O relato de um pai que assistiu ao parto normal das filhas gêmeas

Emoções na madrugada

Adoro crianças e sempre quis ser pai. Quando a Priscilla engravidou, foi uma alegria. O que ainda não sabíamos é que a vida havia nos preparado uma surpresa: eram dois bebês. Sou produtor de televisão e tinha uma transmissão ao vivo para organizar justo na hora do primeiro ultra-som, então concordamos que ela iria sozinha. Faltando três minutos para o programa entrar no ar, ela ligou. Fiquei tenso na hora: “Aconteceu alguma coisa?” A Pri me garantiu que estava tudo bem, então eu disse que ligaria de volta em três minutos, mas repeti a pergunta. Foi aí que ela falou: “Está tudo bem, mas são dois”. Comecei a gaguejar e a chorar. A equipe parou.
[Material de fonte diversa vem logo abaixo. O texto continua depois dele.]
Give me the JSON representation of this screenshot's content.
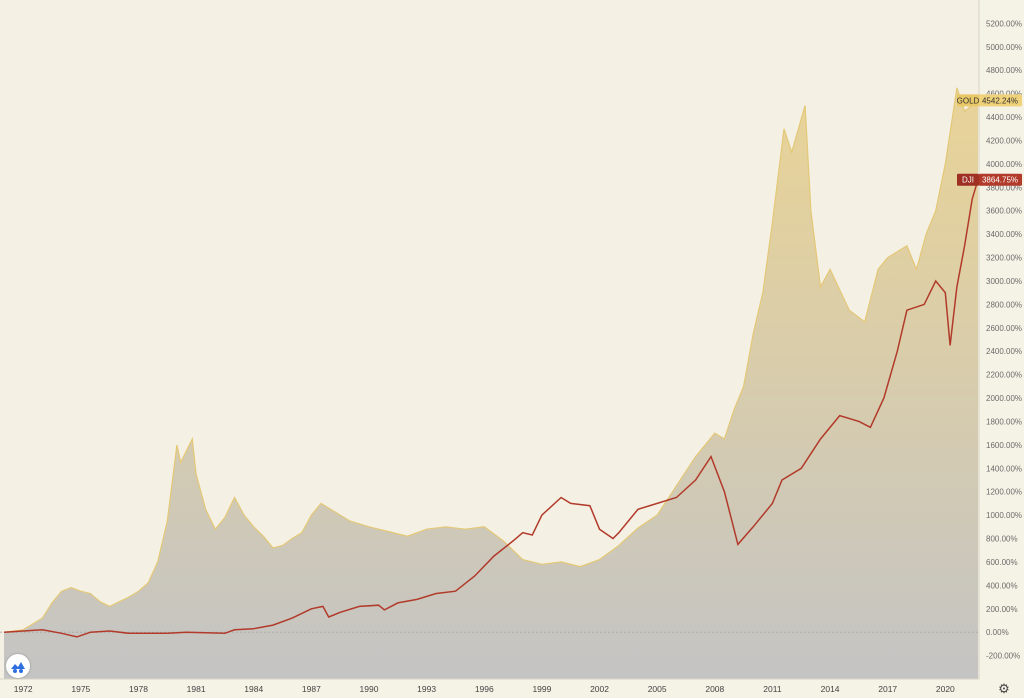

Eu disse: “Toquem o barco, porque eu vou ter gêmeos!” Foi uma festa.Muita gente me dizia que ser pai de gêmeos era difícil, trabalho dobrado. Nunca pensei dessa maneira; só conseguia imaginar alegria em dobro, carinho em dobro, beijos em dobro… A gravidez foi ótima: a Priscilla trabalhou quase até o final e eu a papariquei tudo o que pude. Me mantive calmíssimo até a madrugada em que ela me acordou e falou baixinho: “A bolsa estourou!” Estava de 37 semanas. Avisamos a família e fomos para o hospital.Era 1h30 da manhã e felizmente não tinha que me preocupar com o trânsito de São Paulo. Sentada no banco da frente, a Priscilla sentia dor – as contrações haviam começado. O médico já havia dito que provavelmente seria cesárea e nem pensávamos em parto normal. Ao chegar à maternidade, a obstetriz constatou que minha mulher tinha três dedos de dilatação e ligou para o médico, que disse que “estava vindo”. Na verdade, como ele mesmo nos contou depois, a idéia era chegar lá pelas 6 da manhã (eram 2 e pouco) para fazer a cirurgia. Não deu tempo: às 4h, a Pri já tinha oito dedos de dilatação. O médico veio correndo e, já que tudo ia bem, recomendou parto normal.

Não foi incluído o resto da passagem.